ピカ線(特一号銅線、ピカ銅)は、電線として使用されている銅であることから銅の純度が高く(抵抗が小さい)、銅スクラップの中でも、最も価値の高い(買取価格が高い)ものです。
雑電線から被覆(皮)を剥離(皮むき)すると、内部にある銅線が得られますが、その銅線の全てが、ピカ線(特一号銅線、ピカ銅)となるわけではありません。 下の写真のように、銅線の太さが足りないものは、ピカ線(特一号銅線、ピカ銅)にはなりません。




また、太さをクリアしていても、表面に錫(すず,スズ)メッキがされているもの(錫引線)、エナメル加工がされているもの(エナメル線)、油が付着しているもの、 劣化(黒ずむ等)しているもの等は、ピカ線(特一号銅線、ピカ銅)にはなりません。

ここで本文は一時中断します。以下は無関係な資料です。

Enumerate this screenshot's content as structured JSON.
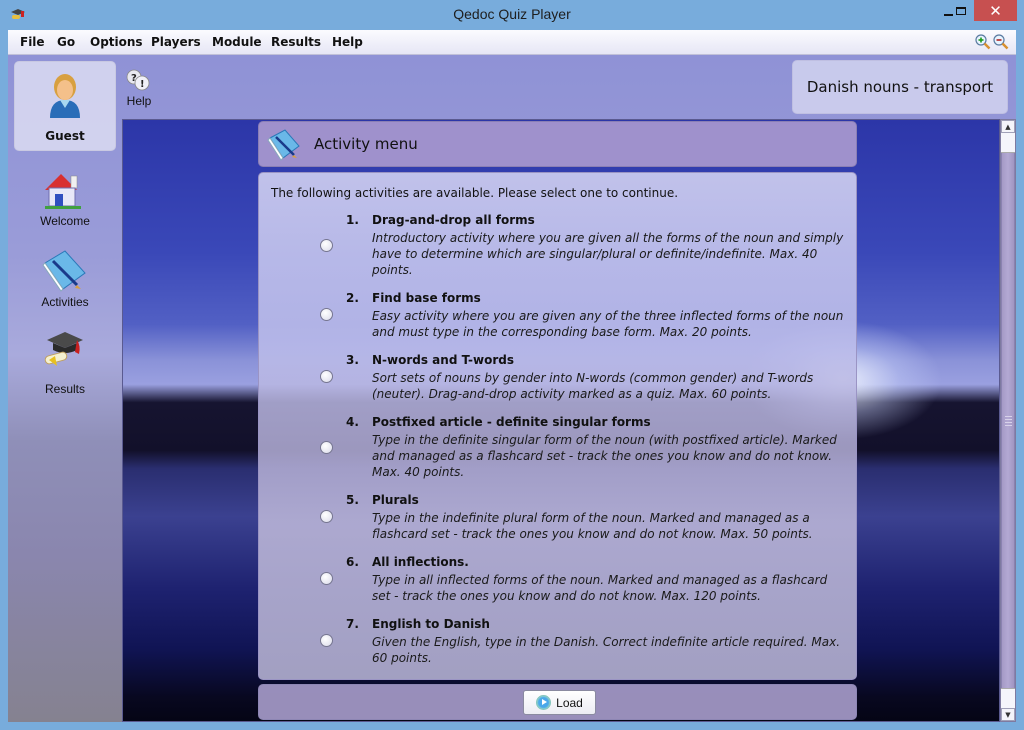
{
  "window": {
    "title": "Qedoc Quiz Player",
    "controls": {
      "minimize": "_",
      "maximize": "☐",
      "close": "✕"
    }
  },
  "menubar": {
    "items": [
      {
        "label": "File"
      },
      {
        "label": "Go"
      },
      {
        "label": "Options"
      },
      {
        "label": "Players"
      },
      {
        "label": "Module"
      },
      {
        "label": "Results"
      },
      {
        "label": "Help"
      }
    ],
    "zoom_in_icon": "zoom-in-icon",
    "zoom_out_icon": "zoom-out-icon"
  },
  "sidebar": {
    "user": {
      "name": "Guest",
      "icon": "user-avatar-icon"
    },
    "items": [
      {
        "label": "Welcome",
        "icon": "house-icon"
      },
      {
        "label": "Activities",
        "icon": "book-pen-icon"
      },
      {
        "label": "Results",
        "icon": "graduation-cap-icon"
      }
    ]
  },
  "toolbar": {
    "help_label": "Help",
    "help_icon": "help-bubbles-icon"
  },
  "module": {
    "title": "Danish nouns - transport"
  },
  "activity_menu": {
    "title": "Activity menu",
    "intro": "The following activities are available. Please select one to continue.",
    "activities": [
      {
        "num": "1.",
        "title": "Drag-and-drop all forms",
        "desc": "Introductory activity where you are given all the forms of the noun and simply have to determine which are singular/plural or definite/indefinite. Max. 40 points.",
        "selected": false
      },
      {
        "num": "2.",
        "title": "Find base forms",
        "desc": "Easy activity where you are given any of the three inflected forms of the noun and must type in the corresponding base form. Max. 20 points.",
        "selected": false
      },
      {
        "num": "3.",
        "title": "N-words and T-words",
        "desc": "Sort sets of nouns by gender into N-words (common gender) and T-words (neuter). Drag-and-drop activity marked as a quiz. Max. 60 points.",
        "selected": false
      },
      {
        "num": "4.",
        "title": "Postfixed article - definite singular forms",
        "desc": "Type in the definite singular form of the noun (with postfixed article). Marked and managed as a flashcard set - track the ones you know and do not know. Max. 40 points.",
        "selected": false
      },
      {
        "num": "5.",
        "title": "Plurals",
        "desc": "Type in the indefinite plural form of the noun. Marked and managed as a flashcard set - track the ones you know and do not know. Max. 50 points.",
        "selected": false
      },
      {
        "num": "6.",
        "title": "All inflections.",
        "desc": "Type in all inflected forms of the noun. Marked and managed as a flashcard set - track the ones you know and do not know. Max. 120 points.",
        "selected": false
      },
      {
        "num": "7.",
        "title": "English to Danish",
        "desc": "Given the English, type in the Danish. Correct indefinite article required. Max. 60 points.",
        "selected": false
      }
    ],
    "load_label": "Load"
  },
  "colors": {
    "title_bar": "#78acdc",
    "close_button": "#c75050",
    "panel_header": "#a596cd"
  }
}
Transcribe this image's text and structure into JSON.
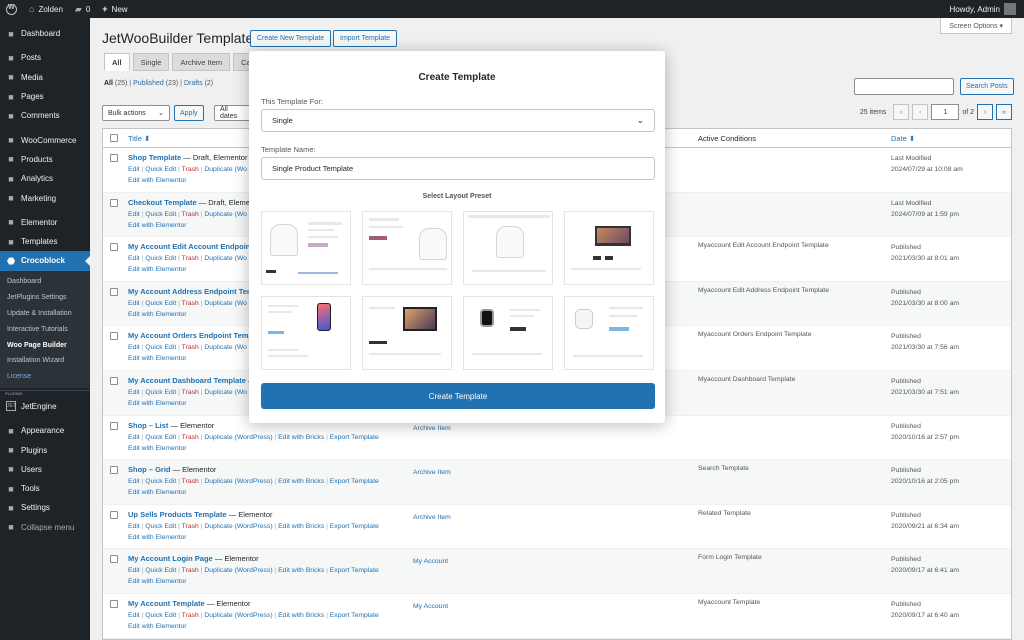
{
  "adminbar": {
    "site_name": "Zolden",
    "comments_count": "0",
    "new_label": "New",
    "howdy": "Howdy, Admin"
  },
  "sidebar": {
    "items_top": [
      {
        "label": "Dashboard",
        "icon": "dashboard-icon"
      }
    ],
    "items_a": [
      {
        "label": "Posts",
        "icon": "pin-icon"
      },
      {
        "label": "Media",
        "icon": "media-icon"
      },
      {
        "label": "Pages",
        "icon": "page-icon"
      },
      {
        "label": "Comments",
        "icon": "comment-icon"
      }
    ],
    "items_b": [
      {
        "label": "WooCommerce",
        "icon": "woo-icon"
      },
      {
        "label": "Products",
        "icon": "box-icon"
      },
      {
        "label": "Analytics",
        "icon": "chart-icon"
      },
      {
        "label": "Marketing",
        "icon": "megaphone-icon"
      }
    ],
    "items_c": [
      {
        "label": "Elementor",
        "icon": "elementor-icon"
      },
      {
        "label": "Templates",
        "icon": "folder-icon"
      }
    ],
    "active": {
      "label": "Crocoblock",
      "icon": "crocoblock-icon"
    },
    "submenu": [
      {
        "label": "Dashboard"
      },
      {
        "label": "JetPlugins Settings"
      },
      {
        "label": "Update & Installation"
      },
      {
        "label": "Interactive Tutorials"
      },
      {
        "label": "Woo Page Builder"
      },
      {
        "label": "Installation Wizard"
      },
      {
        "label": "License"
      }
    ],
    "legacy_tag": "PLUGINS",
    "jetengine": {
      "label": "JetEngine",
      "icon_text": "JET"
    },
    "items_d": [
      {
        "label": "Appearance",
        "icon": "brush-icon"
      },
      {
        "label": "Plugins",
        "icon": "plug-icon"
      },
      {
        "label": "Users",
        "icon": "user-icon"
      },
      {
        "label": "Tools",
        "icon": "wrench-icon"
      },
      {
        "label": "Settings",
        "icon": "settings-icon"
      },
      {
        "label": "Collapse menu",
        "icon": "collapse-icon"
      }
    ]
  },
  "page": {
    "title": "JetWooBuilder Templates",
    "create_new": "Create New Template",
    "import": "Import Template",
    "screen_options": "Screen Options ▾",
    "tabs": [
      "All",
      "Single",
      "Archive Item",
      "Cate"
    ],
    "filters": {
      "all": "All",
      "all_count": "(25)",
      "published": "Published",
      "published_count": "(23)",
      "drafts": "Drafts",
      "drafts_count": "(2)"
    },
    "bulk_actions": "Bulk actions",
    "apply": "Apply",
    "all_dates": "All dates",
    "search_button": "Search Posts",
    "items_count": "25 items",
    "page_current": "1",
    "page_of": "of 2"
  },
  "table": {
    "headers": {
      "title": "Title ⬍",
      "conditions": "Active Conditions",
      "date": "Date ⬍"
    },
    "rows": [
      {
        "title": "Shop Template",
        "suffix": " — Draft, Elementor",
        "type": "",
        "cond": "",
        "status": "Last Modified",
        "date": "2024/07/29 at 10:08 am",
        "short": true
      },
      {
        "title": "Checkout Template",
        "suffix": " — Draft, Elemen",
        "type": "",
        "cond": "",
        "status": "Last Modified",
        "date": "2024/07/09 at 1:59 pm",
        "short": true
      },
      {
        "title": "My Account Edit Account Endpoint",
        "suffix": "",
        "type": "",
        "cond": "Myaccount Edit Account Endpoint Template",
        "status": "Published",
        "date": "2021/03/30 at 8:01 am",
        "short": true
      },
      {
        "title": "My Account Address Endpoint Tem",
        "suffix": "",
        "type": "",
        "cond": "Myaccount Edit Address Endpoint Template",
        "status": "Published",
        "date": "2021/03/30 at 8:00 am",
        "short": true
      },
      {
        "title": "My Account Orders Endpoint Temp",
        "suffix": "",
        "type": "",
        "cond": "Myaccount Orders Endpoint Template",
        "status": "Published",
        "date": "2021/03/30 at 7:56 am",
        "short": true
      },
      {
        "title": "My Account Dashboard Template",
        "suffix": " –",
        "type": "",
        "cond": "Myaccount Dashboard Template",
        "status": "Published",
        "date": "2021/03/30 at 7:51 am",
        "short": true
      },
      {
        "title": "Shop – List",
        "suffix": " — Elementor",
        "type": "Archive Item",
        "cond": "",
        "status": "Published",
        "date": "2020/10/16 at 2:57 pm",
        "short": false
      },
      {
        "title": "Shop – Grid",
        "suffix": " — Elementor",
        "type": "Archive Item",
        "cond": "Search Template",
        "status": "Published",
        "date": "2020/10/16 at 2:05 pm",
        "short": false
      },
      {
        "title": "Up Sells Products Template",
        "suffix": " — Elementor",
        "type": "Archive Item",
        "cond": "Related Template",
        "status": "Published",
        "date": "2020/09/21 at 6:34 am",
        "short": false
      },
      {
        "title": "My Account Login Page",
        "suffix": " — Elementor",
        "type": "My Account",
        "cond": "Form Login Template",
        "status": "Published",
        "date": "2020/09/17 at 6:41 am",
        "short": false
      },
      {
        "title": "My Account Template",
        "suffix": " — Elementor",
        "type": "My Account",
        "cond": "Myaccount Template",
        "status": "Published",
        "date": "2020/09/17 at 6:40 am",
        "short": false
      }
    ],
    "actions": {
      "edit": "Edit",
      "quick_edit": "Quick Edit",
      "trash": "Trash",
      "duplicate": "Duplicate (WordPress)",
      "duplicate_short": "Duplicate (Wo",
      "bricks": "Edit with Bricks",
      "export": "Export Template",
      "elementor": "Edit with Elementor"
    }
  },
  "modal": {
    "title": "Create Template",
    "for_label": "This Template For:",
    "for_value": "Single",
    "name_label": "Template Name:",
    "name_value": "Single Product Template",
    "preset_title": "Select Layout Preset",
    "button": "Create Template"
  },
  "colors": {
    "accent": "#2271b1",
    "sidebar": "#1d2327",
    "trash": "#b32d2e"
  }
}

ピカ線(特一号銅線、ピカ銅)は、銅の中でも買取価格が高く上級なものですから、質は求められます。
銅は、水濡れや空気中の水分と反応して黒ずんでしまいます。

よって、ピカ線は保管場所に注意し、劣化してしまう前に売ってしまいましょう。
平角線(ひらかくせん)は、ピカ線(特一号銅線、ピカ銅)とはせず、並銅(なみどう)とします。 但し、エナメルがあるもの、紙が巻いてあるもの、軸巻きで軸が残っているものは、並銅にもなりません。

また、空調銅配管のキレイなものを「ピカ」と呼ぶ人もいますが、ピカ線(特一号銅線、ピカ銅)ではありません。
ピカ線(特一号銅線、ピカ銅)は、雑線の中の銅線ですが、ナイフでの剥線は手間がかかる上に危険ですので、剥線機(はくせんき)と呼ばれる専用の機械を使用します。